Our main infrastructure vendor, FranTech, is multi-homed across several global regions and has a demonstrated record of recovering from incidents including DDoS attacks, core router failures, and power supply failures. Over the past year, service uptime has been maintained at 99.9%.

Incident response

Incident response plan

A cybersecurity incident response plan is maintained and tested annually through simulated exercises. The plan is updated regularly based on lessons learned, emerging threats, and organizational changes.

Breach history

No security breaches or data breach incidents have occurred.

Personnel security

Cybersecurity training

Cybersecurity training is provided to the workforce through the Coursera course “Introduction to Cybersecurity Fundamentals.” Training is delivered periodically as part of ongoing professional development. Effectiveness is evaluated through the course exam.

Third-party personnel

All work is handled in-house, except for the use of the Moodle platform. The Moodle team ensures their staff undergo thorough vetting processes following strict security and privacy protocols.

Credential deactivation

Deactivation of login credentials is verified upon end of employment or contract service, managed through Moodle’s role-based access system.

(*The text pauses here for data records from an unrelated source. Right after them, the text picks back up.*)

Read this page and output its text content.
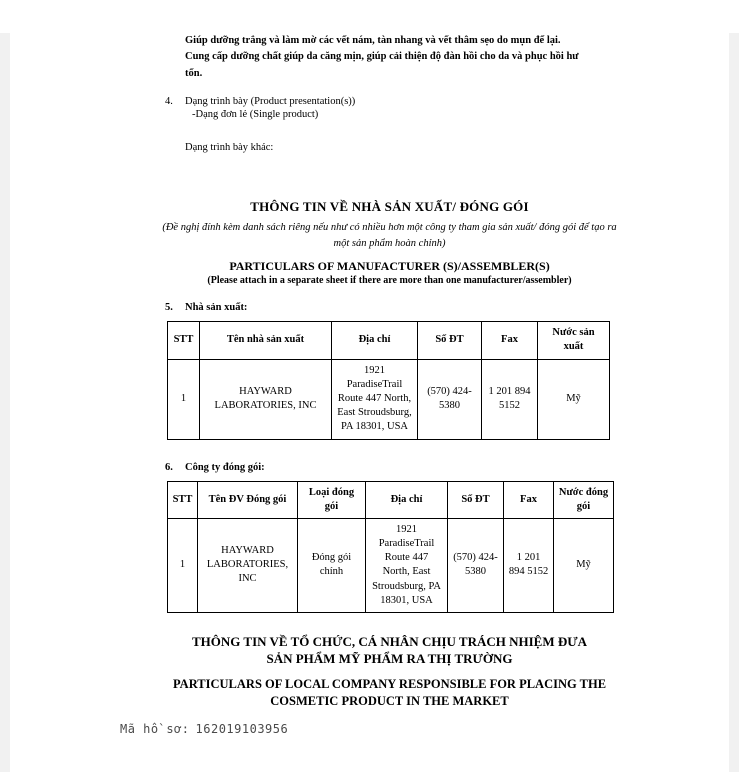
Giúp dưỡng trắng và làm mờ các vết nám, tàn nhang và vết thâm sẹo do mụn để lại. Cung cấp dưỡng chất giúp da căng mịn, giúp cải thiện độ đàn hồi cho da và phục hồi hư tổn.

4. Dạng trình bày (Product presentation(s))
-Dạng đơn lẻ (Single product)
Dạng trình bày khác:
THÔNG TIN VỀ NHÀ SẢN XUẤT/ ĐÓNG GÓI
(Đề nghị đính kèm danh sách riêng nếu như có nhiều hơn một công ty tham gia sản xuất/ đóng gói để tạo ra một sản phẩm hoàn chỉnh)
PARTICULARS OF MANUFACTURER (S)/ASSEMBLER(S)
(Please attach in a separate sheet if there are more than one manufacturer/assembler)
5. Nhà sản xuất:
STT	Tên nhà sản xuất	Địa chỉ	Số ĐT	Fax	Nước sản xuất
1	HAYWARD LABORATORIES, INC	1921 ParadiseTrail Route 447 North, East Stroudsburg, PA 18301, USA	(570) 424-5380	1 201 894 5152	Mỹ
6. Công ty đóng gói:
STT	Tên ĐV Đóng gói	Loại đóng gói	Địa chỉ	Số ĐT	Fax	Nước đóng gói
1	HAYWARD LABORATORIES, INC	Đóng gói chính	1921 ParadiseTrail Route 447 North, East Stroudsburg, PA 18301, USA	(570) 424-5380	1 201 894 5152	Mỹ
THÔNG TIN VỀ TỔ CHỨC, CÁ NHÂN CHỊU TRÁCH NHIỆM ĐƯA SẢN PHẨM MỸ PHẨM RA THỊ TRƯỜNG
PARTICULARS OF LOCAL COMPANY RESPONSIBLE FOR PLACING THE COSMETIC PRODUCT IN THE MARKET
Mã hồ sơ: 162019103956
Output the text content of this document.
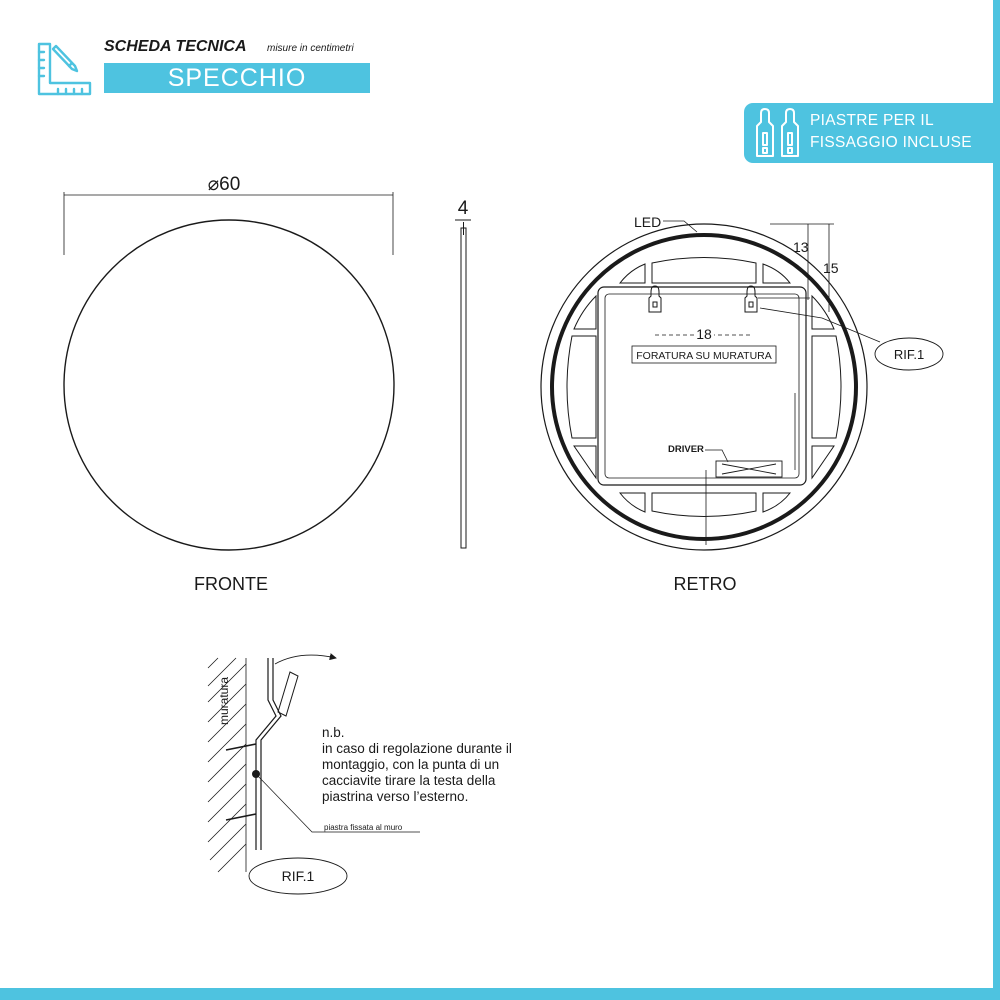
SCHEDA TECNICA misure in centimetri
SPECCHIO
PIASTRE PER IL
FISSAGGIO INCLUSE
⌀60
FRONTE
4
18
FORATURA SU MURATURA
13
15
LED
RIF.1
DRIVER
RETRO
muratura
piastra fissata al muro
RIF.1
n.b.
in caso di regolazione durante il
montaggio, con la punta di un
cacciavite tirare la testa della
piastrina verso l’esterno.
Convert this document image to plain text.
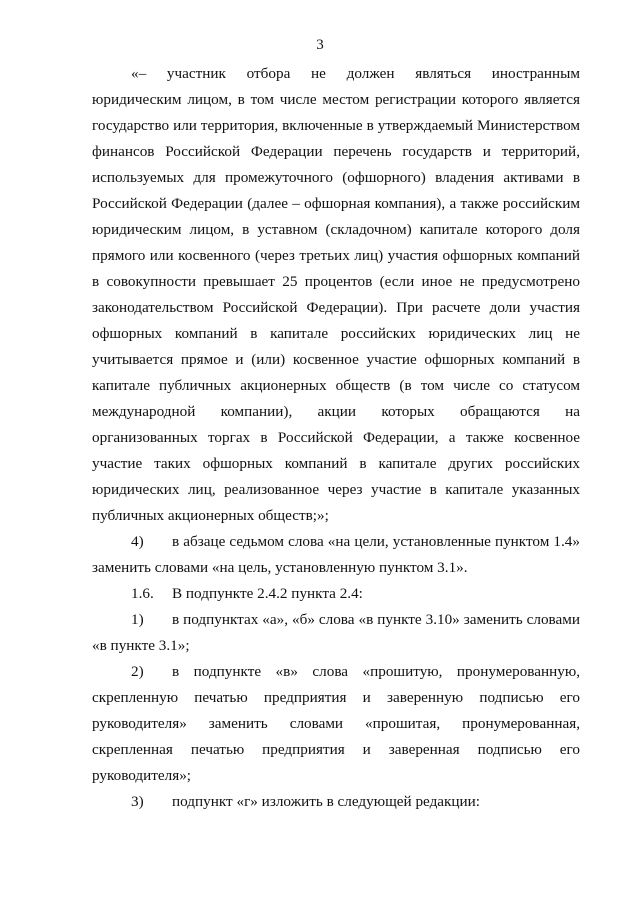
3
«– участник отбора не должен являться иностранным
юридическим лицом, в том числе местом регистрации которого является
государство или территория, включенные в утверждаемый Министерством
финансов Российской Федерации перечень государств и территорий,
используемых для промежуточного (офшорного) владения активами в
Российской Федерации (далее – офшорная компания), а также российским
юридическим лицом, в уставном (складочном) капитале которого доля
прямого или косвенного (через третьих лиц) участия офшорных компаний
в совокупности превышает 25 процентов (если иное не предусмотрено
законодательством Российской Федерации). При расчете доли участия
офшорных компаний в капитале российских юридических лиц не
учитывается прямое и (или) косвенное участие офшорных компаний в
капитале публичных акционерных обществ (в том числе со статусом
международной компании), акции которых обращаются на
организованных торгах в Российской Федерации, а также косвенное
участие таких офшорных компаний в капитале других российских
юридических лиц, реализованное через участие в капитале указанных
публичных акционерных обществ;»;
4) в абзаце седьмом слова «на цели, установленные пунктом 1.4»
заменить словами «на цель, установленную пунктом 3.1».
1.6. В подпункте 2.4.2 пункта 2.4:
1) в подпунктах «а», «б» слова «в пункте 3.10» заменить словами
«в пункте 3.1»;
2) в подпункте «в» слова «прошитую, пронумерованную,
скрепленную печатью предприятия и заверенную подписью его
руководителя» заменить словами «прошитая, пронумерованная,
скрепленная печатью предприятия и заверенная подписью его
руководителя»;
3) подпункт «г» изложить в следующей редакции:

Third-party and vendor management

Outsourced functions

• PCI audits: Performed by a third party on a quarterly basis.
• All other cybersecurity functions: Handled in-house.

Key vendors

• BuyVM.net (FranTech): Cloud hosting and data center services with data centers in the United States.
• Moodle: Learning Management System platform. Moodle US has achieved SOC 2 Type 2 and SOC 3 compliance. Moodle relies on its hosting providers for ISO/IEC 27001, SOC 2, and GDPR compliance certifications.

Regulatory compliance

Our organization adheres to applicable regulatory requirements:

• GDPR: Compliance with the General Data Protection Regulation for protecting personal data.
• HIPAA: Data protection policies address requirements related to Protected Health Information where applicable.
• FERPA: Compliance with the Family Educational Rights and Privacy Act for education records.
• FedRAMP: Platform capabilities are aligned with Federal Risk and Authorization Management Program requirements.
• Section 508: Accessibility compliance for federal agencies.

Our proposed service is not considered a medical device subject to FDA regulation.

Audit and logging

The platform generates audit trails of access and use through Moodle’s auditing and logging features. These audit logs capture user activity, system events, and administrative actions to support compliance monitoring and incident investigation.

Change management

A formal change management process based on ITIL (Information Technology Infrastructure Library) is followed. Changes to the production environment are tested, reviewed, approved, and monitored to ensure proper implementation and minimize risks.

Policy review and updates

This information security policy is reviewed and updated annually, or as needed in response to significant changes in the threat landscape, regulatory requirements, or organizational structure. All updates are approved by the Vice President.